Although an acceptable safety profile was demonstrated for MRI-guided thrombolysis with alteplase at 0.6mg/kg for stroke with unknown time of onset, the latter approach was found comparable to standard medical treatment at 90-days. The results from the THAWS (Thrombolysis for acute wake-up and unclear-onset strokes with alteplase at 0.6mg/kg) trial were presented by Masatoshi Koga (National Cerebral and Cardiovascular Center, Osaka, Japan) at the European Stroke Organisation Conference (ESOC; 22–24 May, Milan, Italy).
Koga alluded to the fact that both the WAKE-UP and EXTEND trials have recently revealed the efficacy of imaging-based intravenous thrombolysis with alteplase at 0.9mg/kg in acute ischaemic stroke patients with unknown time of onset. He said that in Japan, alteplase at 0.6mg/kg is available, based on a single-arm multicentre trial.
Given this, Koga and colleagues set out to test whether alteplast at 0.6mg/kg is safe and effective in patients with wake-up stroke or stroke with unknown onset who had DWI-FLAIR mismatch.
The THAWS (Thrombolysis for acute wake-up and unclear-onset strokes with alteplase at 0.6mg/kg) trial was an investigator-initiated, multicentre, randomised, open-label, blinded endpoint trial. Patients met the standard indication for intravenous thrombolysis, with a time window more than 4.5 hours since last-known-well (wake-up stroke). They were randomly assigned (1:1) to receive alteplase at 0.6mg/kg or standard medical treatment if MRI showed acute ischaemic lesion on DWI and no remarkable corresponding hyperintensity on FLAIR.
Following the early stop and positive result of the WAKE-UP trial, Koga said that the THAWS trial was prematurely terminated on the 10th July 2018, with 131 of an anticipated 300 patients (55 women, mean age: 74.5±12.2 years, median NIHSS: 7, IQR: 4–13).
At this point, the primary outcome (mRS 0–1 at 90 days) was comparable between the alteplase group (32/68, 47.1%) and the control group (28/58, 48.3%) (RR: 0.97; 95% CI: 0.68 to 1.41; p=0.892).
However, safety outcomes were found to be very similar, as symptomatic intracranial haemorrhage within 22–36 hours occurred in 1/71 (1.4%) and 0/60 (0%; RR, infinity; 95% CI: 0.06 to infinity; p=1.0), respectively. Further, death at 90 days occurred in 2/71 (2.8%) and 2/60 (3.3%; RR: 0.85; 95% CI: 0.06 to 12.58; p=1.0), respectively.
In light of these findings, Koga later stated in an ESO interview, “We managed to show an acceptable safety profile for alteplase for patients with wake up stroke, but we could not show the difference in favourable outcome between rtPA and the controls.”
When further questioned on whether the low rate of symptomatic ICH was due to the low dose of alteplase, Koga said, “It could be, but also the patient selection was very important.”
Providing an explanation as to why the trial was neutral in comparison to the WAKE-UP trial’s positive result, he speculated, “Because of the small number of patients and the prematurely terminated trial… it is difficult to conclude. It could be due to the early initiation of antithrombotics, it could be by chance or because of a difference in dose.”
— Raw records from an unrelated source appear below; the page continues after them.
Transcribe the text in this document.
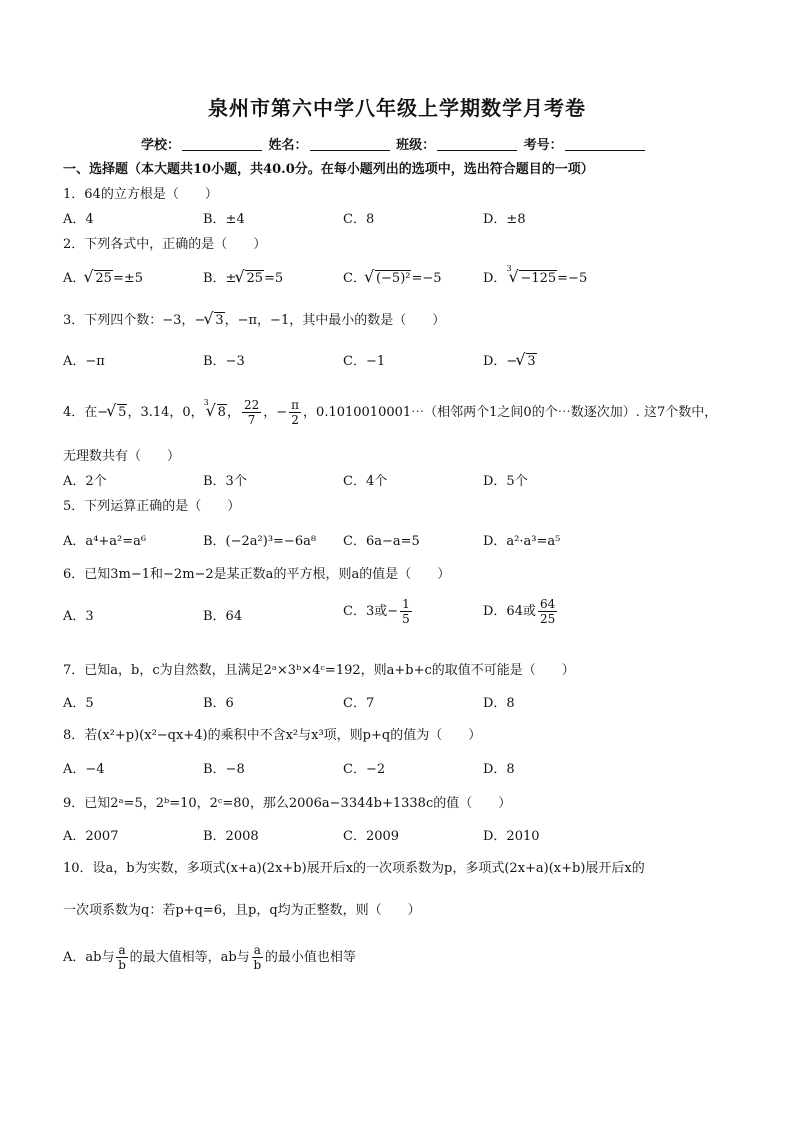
泉州市第六中学八年级上学期数学月考卷
学校：	姓名：	班级：	考号：
一、选择题（本大题共10小题，共40.0分。在每小题列出的选项中，选出符合题目的一项）
1．64的立方根是（　　）
A．4	B．±4	C．8	D．±8
2．下列各式中，正确的是（　　）
A． √ 25=±5	B．± √ 25=5	C． √ (−5)²=−5	D． 3 −125 √=−5
3．下列四个数：−3，− √ 3，−π，−1，其中最小的数是（　　）
A．−π	B．−3	C．−1	D．− √ 3
4．在− √ 5，3.14，0， 3 8 √， $\frac{22}{7}$ ，− $\frac{\pi}{2}$ ，0.1010010001⋯（相邻两个1之间0的个⋯数逐次加）. 这7个数中，
无理数共有（　　）
A．2个	B．3个	C．4个	D．5个
5．下列运算正确的是（　　）
A．a⁴+a²=a⁶	B．(−2a²)³=−6a⁸ C．6a−a=5	D．a²·a³=a⁵
6．已知3m−1和−2m−2是某正数a的平方根，则a的值是（　　）
A．3	B．64	C．3或− $\frac{1}{5}$	D．64或 $\frac{64}{25}$
7．已知a，b，c为自然数，且满足2ᵃ×3ᵇ×4ᶜ=192，则a+b+c的取值不可能是（　　）
A．5	B．6	C．7	D．8
8．若(x²+p)(x²−qx+4)的乘积中不含x²与x³项，则p+q的值为（　　）
A．−4	B．−8	C．−2	D．8
9．已知2ᵃ=5，2ᵇ=10，2ᶜ=80，那么2006a−3344b+1338c的值（　　）
A．2007	B．2008	C．2009	D．2010
10．设a，b为实数，多项式(x+a)(2x+b)展开后x的一次项系数为p，多项式(2x+a)(x+b)展开后x的
一次项系数为q：若p+q=6，且p，q均为正整数，则（　　）
A．ab与 $\frac{a}{b}$ 的最大值相等，ab与 $\frac{a}{b}$ 的最小值也相等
When asked if he would have preferred to have continued the trial to achieve the target sample size, Koga put forward: “While funding is limited, we working with the WAKE UP group and the EXTEND group and we are planning to conduct a meta-analysis on individual patient data soon… so we decided to terminate the trial.”
In the same ESO interview, Manabu Inoue (National Cerebral and Cardiovascular Center, Osaka, Japan) another investigator of THAWS, said, “We definitely think there is room for more research in this area. For instance, we only had a small number of patients and in collaboration with other similar trials we will expand the numbers [which] of course, this will really magnify the impact of this trial. But in future, we might think of another tPA, such as tenecteplase, that might be another option for all these wake-up trials as well.